How do you like it in Finland?

Loving Finland, similar to Sweden, a lot of nature, very kind people, I feel very welcome in Hämeenlinna. I haven’t seen so much of the country yet, I’m always busy training because that comes first. But I’m starting to go places on my off days, trying to see new things and experience the culture.

I could mention the weather, which has been on and off this year but honestly I try to not worry too much about it, since I have no control over it. It messes up my plans now and then, but being flexible never hurt nobody. And it is getting better.

I feel like everyone would say that Finnish people are shy at first but once you get to know them they are very warm people. I’ve noticed some of that and people do look awkward at me when I just wave to someone on the street for no reason but most the people I’ve gotten to know here are open and engaging.

 

 

What is your go to meal in Finland?

Either eggs and vegetables or Beef, broccoli and sweet potato. I’m pretty boring when it comes to food. Love trying new things but consistency is key so I try to keep it healthy most of the time.

 

 

Do you spend a lot of time with Finnish teammates or on your own/with other imports?

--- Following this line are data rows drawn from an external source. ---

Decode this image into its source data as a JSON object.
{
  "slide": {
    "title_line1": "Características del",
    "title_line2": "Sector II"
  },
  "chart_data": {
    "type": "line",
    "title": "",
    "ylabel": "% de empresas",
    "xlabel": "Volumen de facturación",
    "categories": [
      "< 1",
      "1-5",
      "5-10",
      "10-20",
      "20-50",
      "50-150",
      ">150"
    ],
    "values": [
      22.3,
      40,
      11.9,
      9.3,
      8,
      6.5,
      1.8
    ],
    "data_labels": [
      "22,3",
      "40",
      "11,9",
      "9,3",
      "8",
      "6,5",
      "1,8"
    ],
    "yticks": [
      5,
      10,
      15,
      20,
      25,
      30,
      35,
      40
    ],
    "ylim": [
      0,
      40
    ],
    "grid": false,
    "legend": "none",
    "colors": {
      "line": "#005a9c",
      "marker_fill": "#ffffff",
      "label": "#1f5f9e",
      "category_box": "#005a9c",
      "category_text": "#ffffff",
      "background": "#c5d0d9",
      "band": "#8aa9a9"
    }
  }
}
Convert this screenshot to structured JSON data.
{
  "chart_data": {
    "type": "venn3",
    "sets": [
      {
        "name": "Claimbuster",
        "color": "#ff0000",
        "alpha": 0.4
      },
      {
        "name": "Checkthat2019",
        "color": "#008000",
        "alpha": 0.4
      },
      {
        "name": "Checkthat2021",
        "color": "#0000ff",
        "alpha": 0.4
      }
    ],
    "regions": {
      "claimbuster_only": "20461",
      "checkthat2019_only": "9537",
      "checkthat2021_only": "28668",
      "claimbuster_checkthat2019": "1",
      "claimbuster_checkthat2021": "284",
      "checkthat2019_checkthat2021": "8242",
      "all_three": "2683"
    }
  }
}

Most of the Finnish guys obviously work during the day so we hang out a lot with the import guys, but I don’t feel like we are a separate group, during practices, team events and games everyone is involved.

 

FOOTBALL IN FINLAND

Ruben De Ruyter has spent 3 years as a Belgium National Team player before joining the Hämeenlinna Huskies this season. Photo Credit: Hilarious Hobbit

What level would you compare the football played in Finland to your native Country (Belgium)?

Belgian people will not like this, but the level is miles apart. We have a lot of good athletes in Belgium but the infrastructure, organization, and coaching is behind. I feel like some things are slowly changing for the better. The national team is creating some pressure on the league, and this year they finally restructured the leagues and divisions but there is still a lot of work to be done.

 

What do you see as some of the biggest differences between football in your country (Belgium) compared to Finland?

I know a lot of teams have 2-3 coaches so there is not really much practice scheduling going on, teams also practice in pads all year around and are very surprised when half the team is injured after a 6 game season. Player recruiting, a couple of teams are really organised with social media, promotion, organisation, coaching and those teams win games by 30 points easy all year there is a big gap between the top and bottom teams in the Belgian league.

 

What are your plans after the season concludes?

Go back to Belgium, ball out for the national team in the remainder of their schedule, study and become a better strength and conditioning coach, and save some money, haven’t figured anything out after that, time will tell…

 

 

LAST WORDS

Could you tell me an interesting story of your experience?

Played basketball for 12 years, started playing American football for some reason and since then in the past 3 years it has changed my life. It helped me figure out that I want to be a strength and conditioning coach, taught me countless life lessons, and it has shaped the person I am today.

 

What advice would you give to someone playing football in a different country for the first time?

Nobody rises to the occasion, they fall to the level of their training. So train hard, fight easy. In other words the harder you work the luckier you’ll get!

 

Can you sum up what American Football means to you?

Football is my platform and my passion, I love it!